Subject to a set of regulations and with the approval of the Lieutenant Governor in Council, the financial tools available for the AIOC to provide to eligible Indigenous groups will include:
- grants and financial contributions;
- financial loans, or taking on existing loans;
- loan guarantees;
- purchasing shares or other forms of equity; and
- entering into joint ventures or partnerships.
The Lieutenant Governor in Council must approve any assistance that the AIOC will provide to Indigenous groups for a particular project. This approval may be for a specific transaction or for a class of transactions, and may be subject to certain conditions.
Many of the rules governing how the AIOC will work in practice have not yet been determined. These rules, when drafted into regulations, will cover a wide variety of matters including:
- criteria to determine which natural resource projects and related infrastructure fall within the mandate of the AIOC;
- how eligible Indigenous groups can access financial assistance from the AIOC;
- the definition of Métis groups that fall within the AIOC's mandate;
- the making of grants, contributions, and loans by the AIOC, or its acquisition of existing loans;
- criteria respecting the issuance of loan guarantees (and other financial assistance) by the AIOC;
- the amount of total capital allocated towards loan guarantees, as opposed to direct loans and other mechanisms (i.e. joint ventures and share purchases); and
- the mechanisms regarding co-invested debt and equity lending from the Alberta government (i.e. provided on a cost-return, or shared-upside basis, depending on the transaction structure).

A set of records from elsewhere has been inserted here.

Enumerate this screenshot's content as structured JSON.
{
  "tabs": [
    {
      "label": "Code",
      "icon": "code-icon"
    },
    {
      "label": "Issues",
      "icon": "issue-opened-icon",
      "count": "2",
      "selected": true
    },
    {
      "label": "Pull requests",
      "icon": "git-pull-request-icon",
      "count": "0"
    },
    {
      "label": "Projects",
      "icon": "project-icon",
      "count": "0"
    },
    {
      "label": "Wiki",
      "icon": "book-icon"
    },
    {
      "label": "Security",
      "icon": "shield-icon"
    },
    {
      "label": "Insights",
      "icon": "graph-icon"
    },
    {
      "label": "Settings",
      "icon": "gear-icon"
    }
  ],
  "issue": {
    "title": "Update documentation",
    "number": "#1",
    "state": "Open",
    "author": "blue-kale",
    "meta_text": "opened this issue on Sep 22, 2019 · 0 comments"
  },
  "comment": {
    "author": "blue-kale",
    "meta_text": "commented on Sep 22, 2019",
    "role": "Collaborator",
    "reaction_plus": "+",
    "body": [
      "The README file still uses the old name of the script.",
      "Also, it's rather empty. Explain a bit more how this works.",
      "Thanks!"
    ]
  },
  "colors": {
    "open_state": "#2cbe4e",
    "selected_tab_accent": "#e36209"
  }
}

If Bill 14 is passed, the AIOC will be established with a permanent board of directors in the coming months. The AIOC is expected to be fully operational in the spring of 2020, with the corresponding regulations expected shortly after this time.
This initiative follows in the footsteps of other initiatives across Canada that aim to facilitate Indigenous equity participation in major energy and natural resource projects in Canada. Indigenous equity participation in such projects helps align Indigenous and non-Indigenous business interests in a way that benefits all Canadians.